Cette dimension carcérale d'une ville se refermant sur elle-même et nourrissant encore plus de violence qu'avant (mauvaise solution donc) nous renvoie à un film comme New York 97 de John Carpenter. Dans le film, l'augmentation du crime aux USA conduit à transformer l'île de Manhattan en prison géante. On observe ainsi dans InFamous et New York 97 un pouvoir politique démissionnaire, par rapport à la question terroriste et la survie après l'attaque. Des actions pour contenir plus que guérir. Voilà qui en dit long sur la capacité de la politique à résoudre les problèmes aujourd'hui.

Snake, Carpenter

"Une ville carcérale...je m'en charge"

Gameplay

L'évolution de nos pouvoirs est progressive. Petit à petit, après chaque sous-station rallumée, on découvre une nouvelle capacité. De même, via le bouton select il est possible de gérer nos pouvoirs en débloquant des améliorations des capacités existantes. Simple et efficace, on regrette juste quelques vilains bugs qui gâchent parfois l'expérience.

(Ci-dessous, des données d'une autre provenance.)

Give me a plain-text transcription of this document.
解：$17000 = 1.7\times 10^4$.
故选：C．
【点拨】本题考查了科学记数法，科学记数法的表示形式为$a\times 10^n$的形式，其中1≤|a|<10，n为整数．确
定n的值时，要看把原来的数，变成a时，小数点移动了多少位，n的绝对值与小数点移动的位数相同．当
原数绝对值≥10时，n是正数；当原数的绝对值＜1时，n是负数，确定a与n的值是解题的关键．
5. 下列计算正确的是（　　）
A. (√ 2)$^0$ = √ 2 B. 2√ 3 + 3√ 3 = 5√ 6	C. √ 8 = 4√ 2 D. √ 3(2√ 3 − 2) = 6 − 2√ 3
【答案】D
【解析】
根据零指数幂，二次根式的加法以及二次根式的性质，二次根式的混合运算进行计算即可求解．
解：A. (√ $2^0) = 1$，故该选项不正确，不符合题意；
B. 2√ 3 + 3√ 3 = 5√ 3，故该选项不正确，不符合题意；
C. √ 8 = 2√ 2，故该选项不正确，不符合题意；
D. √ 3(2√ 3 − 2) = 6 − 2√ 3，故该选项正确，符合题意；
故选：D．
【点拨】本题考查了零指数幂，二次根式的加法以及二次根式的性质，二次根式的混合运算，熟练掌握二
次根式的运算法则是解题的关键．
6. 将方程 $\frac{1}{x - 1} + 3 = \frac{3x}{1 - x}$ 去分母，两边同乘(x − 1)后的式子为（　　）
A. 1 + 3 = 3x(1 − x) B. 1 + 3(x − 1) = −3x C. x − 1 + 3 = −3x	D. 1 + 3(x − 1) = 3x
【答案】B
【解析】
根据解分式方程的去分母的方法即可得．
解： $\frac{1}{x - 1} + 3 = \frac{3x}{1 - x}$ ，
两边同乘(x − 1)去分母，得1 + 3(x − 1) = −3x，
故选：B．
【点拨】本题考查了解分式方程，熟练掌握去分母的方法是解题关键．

Codes du super-héros et personnage qui doute

Dans InFamous, même si le soft n'est pas estampillé Marvel, on retrouve de nombreux codes du récit type super-héros. Notre personnage, ordinaire, simple livreur, se voit par un accident (après l'attaque terroriste, il est électrocuté alors qu'il fuit mais ne meurt pas) devenir le détenteur d'un pouvoir. A partir de là, sa vie change. Il affronte des méchants, doit protéger les siens et compagnie.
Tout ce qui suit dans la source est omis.